Las mil y una | Crítica

La identidad y el barrio

Ana Carolina García y Sofía Cabrera en una imagen del filme Clarisa Navas.

Ana Carolina García y Sofía Cabrera en una imagen del filme Clarisa Navas.

Tras su paso por la Berlinale y varios festivales internacionales, el segundo largo de la argentina Clarisa Navas (Hoy partido a las tres) llega inopinadamente a la cartelera española para iluminar un rincón oculto y desconocido de las nuevas dinámicas juveniles y la topografía del barrio obrero por las que estas se mueven y desenvuelven.

Las mil y una hace así una doble radiografía de una generación perdida y un espacio duro, marginal y laberíntico que sirve de escenario (real) para un trayecto de autodescubrimiento desprovisto de dramaturgia, giros y grandes acontecimientos, donde la materia documental e improvisada no conviven tanto con la ficción como forman parte indisociable de ella. Estamos ante un puñado de jóvenes que van y vienen con la cámara pegada a sus desplazamientos, que aparecen, desaparecen o se esconden en las escaleras y las azoteas para poder expresar allí sus primeros impulsos identitarios o sexuales, jóvenes que gestionan su día entre lecturas, juegos, afectos y pantallas, entre teclados y canchas de baloncesto, protagonistas involuntarios de un no-tiempo que se acumula entre arquitecturas de hormigón desapacible y descampados encharcados.
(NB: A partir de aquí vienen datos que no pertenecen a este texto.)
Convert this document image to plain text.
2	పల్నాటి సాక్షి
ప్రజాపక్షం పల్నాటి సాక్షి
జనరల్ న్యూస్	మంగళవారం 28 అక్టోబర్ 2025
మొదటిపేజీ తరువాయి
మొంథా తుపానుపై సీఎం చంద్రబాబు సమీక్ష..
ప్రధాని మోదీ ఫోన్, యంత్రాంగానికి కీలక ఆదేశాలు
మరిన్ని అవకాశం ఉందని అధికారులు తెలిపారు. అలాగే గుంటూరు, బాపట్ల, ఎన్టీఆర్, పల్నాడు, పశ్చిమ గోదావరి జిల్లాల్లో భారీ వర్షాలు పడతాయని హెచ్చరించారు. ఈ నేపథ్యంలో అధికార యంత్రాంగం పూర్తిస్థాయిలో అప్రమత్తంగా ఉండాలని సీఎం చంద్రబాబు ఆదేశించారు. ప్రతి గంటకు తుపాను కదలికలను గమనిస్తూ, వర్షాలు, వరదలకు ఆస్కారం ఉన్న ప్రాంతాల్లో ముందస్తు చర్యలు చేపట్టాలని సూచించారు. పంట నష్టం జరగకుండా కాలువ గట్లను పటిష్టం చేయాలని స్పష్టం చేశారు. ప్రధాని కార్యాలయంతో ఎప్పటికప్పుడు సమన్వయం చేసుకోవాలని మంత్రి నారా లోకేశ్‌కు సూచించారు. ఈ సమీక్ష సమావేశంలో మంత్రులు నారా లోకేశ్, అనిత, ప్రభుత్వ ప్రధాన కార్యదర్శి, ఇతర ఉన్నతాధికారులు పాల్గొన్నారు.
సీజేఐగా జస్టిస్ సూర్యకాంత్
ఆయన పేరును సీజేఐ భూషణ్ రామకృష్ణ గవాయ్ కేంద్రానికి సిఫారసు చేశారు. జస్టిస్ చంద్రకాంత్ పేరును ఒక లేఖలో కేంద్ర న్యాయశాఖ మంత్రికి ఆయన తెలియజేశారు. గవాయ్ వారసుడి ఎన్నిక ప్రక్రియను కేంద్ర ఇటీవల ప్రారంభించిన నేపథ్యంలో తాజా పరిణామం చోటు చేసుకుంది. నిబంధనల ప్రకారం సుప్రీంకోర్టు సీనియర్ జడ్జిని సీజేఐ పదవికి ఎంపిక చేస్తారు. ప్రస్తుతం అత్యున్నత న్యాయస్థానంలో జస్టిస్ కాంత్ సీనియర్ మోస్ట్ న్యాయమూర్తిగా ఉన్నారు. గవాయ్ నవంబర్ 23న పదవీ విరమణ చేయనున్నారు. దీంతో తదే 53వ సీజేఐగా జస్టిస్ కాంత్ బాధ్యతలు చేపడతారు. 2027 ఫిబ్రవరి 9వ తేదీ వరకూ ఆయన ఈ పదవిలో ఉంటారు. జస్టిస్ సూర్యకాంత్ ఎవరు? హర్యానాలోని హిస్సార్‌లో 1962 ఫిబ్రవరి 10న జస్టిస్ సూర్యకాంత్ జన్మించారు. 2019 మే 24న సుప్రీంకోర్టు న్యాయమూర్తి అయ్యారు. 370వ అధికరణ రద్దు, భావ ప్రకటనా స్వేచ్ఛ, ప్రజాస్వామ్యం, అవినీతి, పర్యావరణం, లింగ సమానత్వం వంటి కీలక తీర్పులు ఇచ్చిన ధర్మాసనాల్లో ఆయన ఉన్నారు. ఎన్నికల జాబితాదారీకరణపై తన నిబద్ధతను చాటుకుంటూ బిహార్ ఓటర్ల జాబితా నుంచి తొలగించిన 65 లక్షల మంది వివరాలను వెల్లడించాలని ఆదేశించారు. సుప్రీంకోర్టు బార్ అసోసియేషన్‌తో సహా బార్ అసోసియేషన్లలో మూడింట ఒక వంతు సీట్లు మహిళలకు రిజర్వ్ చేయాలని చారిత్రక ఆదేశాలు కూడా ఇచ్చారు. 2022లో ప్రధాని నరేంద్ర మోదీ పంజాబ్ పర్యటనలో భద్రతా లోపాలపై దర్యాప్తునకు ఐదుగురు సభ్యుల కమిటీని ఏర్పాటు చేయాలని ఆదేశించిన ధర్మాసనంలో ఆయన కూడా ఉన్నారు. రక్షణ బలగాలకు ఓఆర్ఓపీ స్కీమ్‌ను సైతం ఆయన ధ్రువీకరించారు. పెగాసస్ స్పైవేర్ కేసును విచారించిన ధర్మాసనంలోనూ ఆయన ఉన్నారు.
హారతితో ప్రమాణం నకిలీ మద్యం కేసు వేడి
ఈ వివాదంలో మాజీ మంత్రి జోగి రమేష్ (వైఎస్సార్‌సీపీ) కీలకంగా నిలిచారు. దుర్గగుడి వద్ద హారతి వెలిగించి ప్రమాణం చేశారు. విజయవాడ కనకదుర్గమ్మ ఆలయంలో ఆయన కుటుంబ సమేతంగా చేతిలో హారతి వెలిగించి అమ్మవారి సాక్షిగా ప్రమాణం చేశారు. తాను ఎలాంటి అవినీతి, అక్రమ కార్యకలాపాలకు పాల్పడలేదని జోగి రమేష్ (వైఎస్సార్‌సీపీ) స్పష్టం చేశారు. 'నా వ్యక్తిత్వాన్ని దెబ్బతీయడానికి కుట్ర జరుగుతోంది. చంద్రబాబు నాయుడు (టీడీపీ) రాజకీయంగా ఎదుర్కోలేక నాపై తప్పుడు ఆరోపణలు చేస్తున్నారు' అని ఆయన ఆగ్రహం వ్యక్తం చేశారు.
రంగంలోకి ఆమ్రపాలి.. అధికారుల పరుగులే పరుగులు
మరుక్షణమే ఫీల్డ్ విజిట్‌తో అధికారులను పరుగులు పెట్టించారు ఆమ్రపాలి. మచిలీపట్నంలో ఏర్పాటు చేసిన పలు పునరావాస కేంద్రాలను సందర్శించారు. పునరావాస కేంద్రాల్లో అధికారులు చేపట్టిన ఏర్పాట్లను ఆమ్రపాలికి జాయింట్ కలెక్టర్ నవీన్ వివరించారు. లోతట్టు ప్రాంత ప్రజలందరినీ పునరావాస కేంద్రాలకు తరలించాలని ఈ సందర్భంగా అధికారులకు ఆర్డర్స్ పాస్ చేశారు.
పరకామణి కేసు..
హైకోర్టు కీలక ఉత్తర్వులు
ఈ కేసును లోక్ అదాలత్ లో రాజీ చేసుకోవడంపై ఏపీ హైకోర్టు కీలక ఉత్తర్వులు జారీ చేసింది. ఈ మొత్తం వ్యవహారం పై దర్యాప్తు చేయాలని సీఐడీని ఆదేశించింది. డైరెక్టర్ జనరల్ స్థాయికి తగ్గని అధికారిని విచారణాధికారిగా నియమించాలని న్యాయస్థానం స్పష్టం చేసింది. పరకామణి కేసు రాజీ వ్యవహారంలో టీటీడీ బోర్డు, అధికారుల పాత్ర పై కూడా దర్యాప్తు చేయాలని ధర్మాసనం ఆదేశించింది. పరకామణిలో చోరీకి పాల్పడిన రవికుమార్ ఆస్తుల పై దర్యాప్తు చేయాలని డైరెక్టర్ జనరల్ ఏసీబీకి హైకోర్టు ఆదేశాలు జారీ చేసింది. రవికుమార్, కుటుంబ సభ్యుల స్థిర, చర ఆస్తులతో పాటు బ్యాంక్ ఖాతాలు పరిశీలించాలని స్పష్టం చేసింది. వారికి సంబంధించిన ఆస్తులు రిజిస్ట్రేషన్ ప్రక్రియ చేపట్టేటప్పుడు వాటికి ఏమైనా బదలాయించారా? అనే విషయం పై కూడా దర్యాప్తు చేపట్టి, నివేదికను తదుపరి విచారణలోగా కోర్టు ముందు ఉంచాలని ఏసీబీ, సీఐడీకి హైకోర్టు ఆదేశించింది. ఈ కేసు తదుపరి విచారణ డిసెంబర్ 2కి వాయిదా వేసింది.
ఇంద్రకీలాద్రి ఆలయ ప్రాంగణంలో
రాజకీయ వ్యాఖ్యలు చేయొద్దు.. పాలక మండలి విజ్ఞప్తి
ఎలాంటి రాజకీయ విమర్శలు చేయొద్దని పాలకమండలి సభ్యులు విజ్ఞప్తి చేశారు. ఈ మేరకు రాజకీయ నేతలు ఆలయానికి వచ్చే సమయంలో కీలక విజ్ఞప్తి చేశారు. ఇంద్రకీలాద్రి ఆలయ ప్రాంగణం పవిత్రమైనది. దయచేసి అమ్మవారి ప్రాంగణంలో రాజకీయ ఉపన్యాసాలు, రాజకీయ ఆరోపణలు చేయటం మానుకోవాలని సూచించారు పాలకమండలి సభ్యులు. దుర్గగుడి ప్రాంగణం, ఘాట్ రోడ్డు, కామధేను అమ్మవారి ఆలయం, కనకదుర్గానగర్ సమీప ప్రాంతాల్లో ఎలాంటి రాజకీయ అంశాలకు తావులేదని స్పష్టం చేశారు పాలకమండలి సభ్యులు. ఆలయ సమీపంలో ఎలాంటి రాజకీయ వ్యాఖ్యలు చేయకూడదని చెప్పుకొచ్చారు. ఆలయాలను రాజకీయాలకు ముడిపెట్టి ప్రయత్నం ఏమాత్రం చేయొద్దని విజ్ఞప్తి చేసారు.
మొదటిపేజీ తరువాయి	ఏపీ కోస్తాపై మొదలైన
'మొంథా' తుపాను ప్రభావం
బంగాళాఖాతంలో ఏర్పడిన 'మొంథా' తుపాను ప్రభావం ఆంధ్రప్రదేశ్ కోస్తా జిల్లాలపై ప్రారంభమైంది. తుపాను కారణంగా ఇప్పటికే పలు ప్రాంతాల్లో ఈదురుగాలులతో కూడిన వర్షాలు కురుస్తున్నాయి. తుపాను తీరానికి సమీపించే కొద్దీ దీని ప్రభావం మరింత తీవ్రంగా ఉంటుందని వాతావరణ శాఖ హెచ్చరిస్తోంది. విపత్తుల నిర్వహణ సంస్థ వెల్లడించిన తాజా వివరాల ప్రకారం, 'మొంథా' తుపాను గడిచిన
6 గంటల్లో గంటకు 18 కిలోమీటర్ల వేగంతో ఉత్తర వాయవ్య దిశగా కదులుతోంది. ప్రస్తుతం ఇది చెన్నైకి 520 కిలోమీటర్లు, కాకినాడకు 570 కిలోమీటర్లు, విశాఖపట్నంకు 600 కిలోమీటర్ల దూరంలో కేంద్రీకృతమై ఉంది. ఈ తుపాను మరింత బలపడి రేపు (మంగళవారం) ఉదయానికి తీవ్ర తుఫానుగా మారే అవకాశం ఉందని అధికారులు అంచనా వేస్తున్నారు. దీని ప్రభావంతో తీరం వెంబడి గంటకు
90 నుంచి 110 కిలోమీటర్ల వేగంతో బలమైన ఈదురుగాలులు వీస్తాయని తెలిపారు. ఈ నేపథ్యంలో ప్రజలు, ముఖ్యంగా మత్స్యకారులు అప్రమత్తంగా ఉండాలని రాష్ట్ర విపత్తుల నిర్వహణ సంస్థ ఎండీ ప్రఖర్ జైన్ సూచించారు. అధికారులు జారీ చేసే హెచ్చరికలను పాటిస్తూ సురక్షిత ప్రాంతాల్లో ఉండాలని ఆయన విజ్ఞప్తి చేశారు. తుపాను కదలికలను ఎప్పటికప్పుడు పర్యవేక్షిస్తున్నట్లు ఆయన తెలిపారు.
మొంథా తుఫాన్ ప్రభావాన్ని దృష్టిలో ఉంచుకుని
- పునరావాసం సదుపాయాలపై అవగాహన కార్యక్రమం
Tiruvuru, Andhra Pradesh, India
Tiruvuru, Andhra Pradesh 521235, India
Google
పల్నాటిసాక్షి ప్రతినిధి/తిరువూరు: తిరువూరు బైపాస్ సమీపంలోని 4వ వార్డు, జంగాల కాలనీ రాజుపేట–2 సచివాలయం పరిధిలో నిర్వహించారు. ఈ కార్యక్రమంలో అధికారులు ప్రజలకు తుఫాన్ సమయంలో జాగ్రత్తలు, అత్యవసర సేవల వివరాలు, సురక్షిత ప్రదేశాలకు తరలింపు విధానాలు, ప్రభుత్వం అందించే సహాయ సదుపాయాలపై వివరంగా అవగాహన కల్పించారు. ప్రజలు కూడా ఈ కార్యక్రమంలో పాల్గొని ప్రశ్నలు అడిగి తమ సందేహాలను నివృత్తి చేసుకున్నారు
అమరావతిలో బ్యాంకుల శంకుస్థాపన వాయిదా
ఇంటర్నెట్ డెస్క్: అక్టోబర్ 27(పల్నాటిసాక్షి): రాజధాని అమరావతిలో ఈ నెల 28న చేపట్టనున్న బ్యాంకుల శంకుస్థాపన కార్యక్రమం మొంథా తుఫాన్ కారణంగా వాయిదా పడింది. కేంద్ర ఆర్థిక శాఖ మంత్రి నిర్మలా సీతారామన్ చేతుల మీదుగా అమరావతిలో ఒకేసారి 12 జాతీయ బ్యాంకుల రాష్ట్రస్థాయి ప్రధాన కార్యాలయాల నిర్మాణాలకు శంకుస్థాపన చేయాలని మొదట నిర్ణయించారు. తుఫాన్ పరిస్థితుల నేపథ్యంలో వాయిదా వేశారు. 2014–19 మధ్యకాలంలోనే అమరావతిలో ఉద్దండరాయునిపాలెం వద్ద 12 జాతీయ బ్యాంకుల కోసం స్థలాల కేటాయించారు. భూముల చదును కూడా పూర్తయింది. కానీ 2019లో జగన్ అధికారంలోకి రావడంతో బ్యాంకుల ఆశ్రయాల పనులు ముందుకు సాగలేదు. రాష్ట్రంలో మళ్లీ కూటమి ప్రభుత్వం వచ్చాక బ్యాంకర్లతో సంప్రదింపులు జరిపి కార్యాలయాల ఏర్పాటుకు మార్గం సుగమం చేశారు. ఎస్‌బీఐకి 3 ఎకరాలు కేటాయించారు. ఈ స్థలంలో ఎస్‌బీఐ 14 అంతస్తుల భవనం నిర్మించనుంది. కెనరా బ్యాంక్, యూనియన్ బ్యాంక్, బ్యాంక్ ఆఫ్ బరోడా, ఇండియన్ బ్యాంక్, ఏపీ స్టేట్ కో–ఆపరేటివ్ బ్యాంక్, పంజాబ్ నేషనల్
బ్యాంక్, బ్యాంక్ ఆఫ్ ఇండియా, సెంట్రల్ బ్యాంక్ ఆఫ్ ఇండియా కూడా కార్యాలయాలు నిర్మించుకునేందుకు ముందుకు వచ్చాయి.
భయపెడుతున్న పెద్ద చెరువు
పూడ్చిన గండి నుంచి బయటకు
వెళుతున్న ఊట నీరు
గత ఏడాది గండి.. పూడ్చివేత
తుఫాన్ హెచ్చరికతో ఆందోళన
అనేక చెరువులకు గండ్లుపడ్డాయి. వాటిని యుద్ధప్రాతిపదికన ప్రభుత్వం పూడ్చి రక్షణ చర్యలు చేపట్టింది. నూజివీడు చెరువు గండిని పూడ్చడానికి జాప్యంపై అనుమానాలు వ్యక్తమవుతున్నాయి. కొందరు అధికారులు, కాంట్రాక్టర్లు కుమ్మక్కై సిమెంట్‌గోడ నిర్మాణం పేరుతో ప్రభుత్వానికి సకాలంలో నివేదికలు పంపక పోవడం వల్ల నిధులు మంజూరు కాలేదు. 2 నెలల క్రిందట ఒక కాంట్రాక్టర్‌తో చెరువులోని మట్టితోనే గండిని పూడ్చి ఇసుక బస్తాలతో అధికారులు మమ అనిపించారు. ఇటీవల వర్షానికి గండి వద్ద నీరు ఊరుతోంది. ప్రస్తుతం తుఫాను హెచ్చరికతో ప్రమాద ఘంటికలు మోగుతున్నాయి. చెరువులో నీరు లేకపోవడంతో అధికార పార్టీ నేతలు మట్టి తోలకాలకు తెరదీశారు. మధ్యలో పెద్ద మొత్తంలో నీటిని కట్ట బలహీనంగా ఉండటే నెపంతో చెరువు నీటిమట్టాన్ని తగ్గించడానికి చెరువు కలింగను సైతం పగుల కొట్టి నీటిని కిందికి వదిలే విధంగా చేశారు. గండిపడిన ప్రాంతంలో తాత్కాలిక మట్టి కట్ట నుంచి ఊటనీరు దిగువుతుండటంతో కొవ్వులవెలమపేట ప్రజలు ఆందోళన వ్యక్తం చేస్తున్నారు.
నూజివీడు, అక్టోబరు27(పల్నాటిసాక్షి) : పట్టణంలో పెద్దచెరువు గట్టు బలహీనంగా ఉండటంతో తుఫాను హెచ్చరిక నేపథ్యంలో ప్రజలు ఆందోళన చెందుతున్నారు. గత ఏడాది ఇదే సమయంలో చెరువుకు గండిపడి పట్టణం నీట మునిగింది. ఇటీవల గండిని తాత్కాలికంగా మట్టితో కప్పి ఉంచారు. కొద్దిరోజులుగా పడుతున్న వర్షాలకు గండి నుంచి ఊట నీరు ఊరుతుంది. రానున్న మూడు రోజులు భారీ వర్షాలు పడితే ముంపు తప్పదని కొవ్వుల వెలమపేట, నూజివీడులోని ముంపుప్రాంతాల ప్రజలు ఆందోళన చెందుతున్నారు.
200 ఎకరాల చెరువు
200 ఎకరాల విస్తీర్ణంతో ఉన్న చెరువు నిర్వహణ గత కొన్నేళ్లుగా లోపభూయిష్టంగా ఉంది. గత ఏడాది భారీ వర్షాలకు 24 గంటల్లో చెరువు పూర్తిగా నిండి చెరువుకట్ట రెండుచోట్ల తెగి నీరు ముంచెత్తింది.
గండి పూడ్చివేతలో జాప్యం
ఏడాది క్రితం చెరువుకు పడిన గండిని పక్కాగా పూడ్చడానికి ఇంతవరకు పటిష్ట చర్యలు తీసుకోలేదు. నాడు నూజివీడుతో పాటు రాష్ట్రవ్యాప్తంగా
En su epicentro, la tímida Iris (Sofía Cabrera) se busca en el reflejo de Renata (Ana Carolina Cabrera), la chica mala, la chica libre, una chica construida por los relatos y las habladurías. Las mil y una se abre así a recorridos sin rumbo cierto por ese espacio acotado y su ritmo cotidiano, construye poco a poco sus vectores de deseo, sus rutinas sin acontecimiento, sus amenazas, travesuras y secretos. Un filme estimable, cincelado en bloques de tiempo y verdad actoral, que bien merece una oportunidad en estos tiempos de uniforme, distancia y disciplina.